As the name itself suggests, a bottleneck resource is an obstacle to smooth flow in a process.
Consider this process made of five resources R1 to R5.
Resources can be machines, test equipment, ovens, paint shops, and so on. Each resource has its own processing capacity and in a process made of heterogeneous resources, chances are that every capacity is different.
In the diagram* the resource capacity is the aperture of its drain, not the storage capacity which is inventories’ or buffers’ capacity.
*this diagram’s credit goes to Philip Marris, founder and owner of Marris Consulting.
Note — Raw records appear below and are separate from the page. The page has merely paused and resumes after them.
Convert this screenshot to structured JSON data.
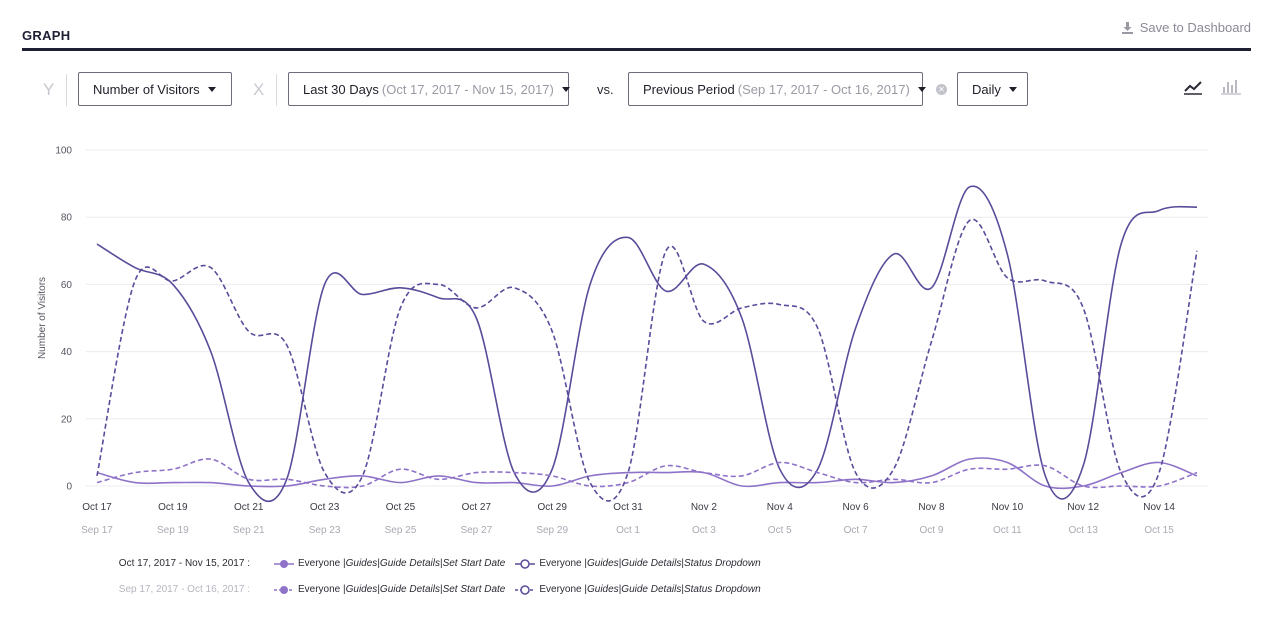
{
  "header": {
    "title": "GRAPH",
    "save_label": "Save to Dashboard"
  },
  "toolbar": {
    "y_letter": "Y",
    "x_letter": "X",
    "metric_label": "Number of Visitors",
    "range_label": "Last 30 Days",
    "range_detail": "(Oct 17, 2017 - Nov 15, 2017)",
    "vs_label": "vs.",
    "compare_label": "Previous Period",
    "compare_detail": "(Sep 17, 2017 - Oct 16, 2017)",
    "interval_label": "Daily"
  },
  "colors": {
    "primary": "#5b4b9a",
    "secondary": "#8e72c8",
    "grid": "#ececf0",
    "muted": "#a9a9b3"
  },
  "chart_data": {
    "type": "line",
    "ylabel": "Number of Visitors",
    "ylim": [
      0,
      100
    ],
    "yticks": [
      0,
      20,
      40,
      60,
      80,
      100
    ],
    "x_tick_labels": [
      "Oct 17",
      "Oct 19",
      "Oct 21",
      "Oct 23",
      "Oct 25",
      "Oct 27",
      "Oct 29",
      "Oct 31",
      "Nov 2",
      "Nov 4",
      "Nov 6",
      "Nov 8",
      "Nov 10",
      "Nov 12",
      "Nov 14"
    ],
    "x_tick_labels_previous": [
      "Sep 17",
      "Sep 19",
      "Sep 21",
      "Sep 23",
      "Sep 25",
      "Sep 27",
      "Sep 29",
      "Oct 1",
      "Oct 3",
      "Oct 5",
      "Oct 7",
      "Oct 9",
      "Oct 11",
      "Oct 13",
      "Oct 15"
    ],
    "grid": true,
    "series": [
      {
        "name": "Everyone | Guides | Guide Details | Set Start Date",
        "period": "current",
        "style": "solid",
        "color": "#8e72c8",
        "values": [
          4,
          1,
          1,
          1,
          0,
          0,
          2,
          3,
          1,
          3,
          1,
          1,
          0,
          3,
          4,
          4,
          4,
          0,
          1,
          1,
          2,
          1,
          3,
          8,
          7,
          0,
          0,
          4,
          7,
          3
        ]
      },
      {
        "name": "Everyone | Guides | Guide Details | Status Dropdown",
        "period": "current",
        "style": "solid",
        "color": "#5b4b9a",
        "values": [
          72,
          65,
          60,
          40,
          1,
          2,
          60,
          57,
          59,
          56,
          50,
          4,
          5,
          60,
          74,
          58,
          66,
          50,
          5,
          5,
          47,
          69,
          59,
          89,
          69,
          3,
          6,
          72,
          82,
          83
        ]
      },
      {
        "name": "Everyone | Guides | Guide Details | Set Start Date",
        "period": "previous",
        "style": "dashed",
        "color": "#8e72c8",
        "values": [
          1,
          4,
          5,
          8,
          2,
          2,
          0,
          0,
          5,
          2,
          4,
          4,
          3,
          0,
          1,
          6,
          4,
          3,
          7,
          4,
          1,
          2,
          1,
          5,
          5,
          6,
          0,
          0,
          0,
          4
        ]
      },
      {
        "name": "Everyone | Guides | Guide Details | Status Dropdown",
        "period": "previous",
        "style": "dashed",
        "color": "#5b4b9a",
        "values": [
          3,
          61,
          61,
          65,
          46,
          42,
          4,
          3,
          53,
          60,
          53,
          59,
          46,
          1,
          4,
          70,
          49,
          53,
          54,
          47,
          4,
          5,
          43,
          79,
          62,
          61,
          53,
          4,
          4,
          70
        ]
      }
    ]
  },
  "legend": {
    "current_period": "Oct 17, 2017 - Nov 15, 2017 :",
    "previous_period": "Sep 17, 2017 - Oct 16, 2017 :",
    "item_a_prefix": "Everyone | ",
    "item_a_guides": "Guides",
    "item_a_sep": " | ",
    "item_a_details": "Guide Details",
    "item_a_sep2": " | ",
    "item_a_name": "Set Start Date",
    "item_b_prefix": "Everyone | ",
    "item_b_guides": "Guides",
    "item_b_sep": " | ",
    "item_b_details": "Guide Details",
    "item_b_sep2": " | ",
    "item_b_name": "Status Dropdown"
  }
}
A similar diagram is printed on the cover of Philip’s book, one I learned a lot with. Philip and I meet periodically for a chat in Paris, France.
Human resources can be bottlenecks too.
Consider the flow (blue liquid). The global performance (liquid throughput) of the process is limited by the least capacity within the process, which is obviously R3.
The bottleneck betrays itself with huge accumulation in front of it (raw material, parts, crates, orders, files…) and low throughput letting the next resources in the process waiting most of the time.
R4 and R5 could let much more flow through them but they keep being starved by the limited output of R3. R1 and R2 also have bigger capacities than R3 and there is no choice than to store their output in front of R3, or stop R1 and R2 until R3 caught up.
A bottleneck resource is a real bottleneck when its capacity is, in average, lower or equal to customer’s demand. A true bottleneck runs 24 hours 7 days a week and still cannot supply what is required. Conversely a non-bottleneck has excess capacity in regard of demand.
A bottleneck is usually very expensive and/or difficult to get. If this is not the case, the solution is obvious: buy additional capacity!
As a true bottleneck cannot be duplicated that easily, its capacity has to be used very wisely. As the bottleneck resource’s capacity constrains the whole process, this resource is very precious and none of its scarce capacity must be wasted.
The Theory of Constraints (ToC) proposes rules to manage such peculiar resources.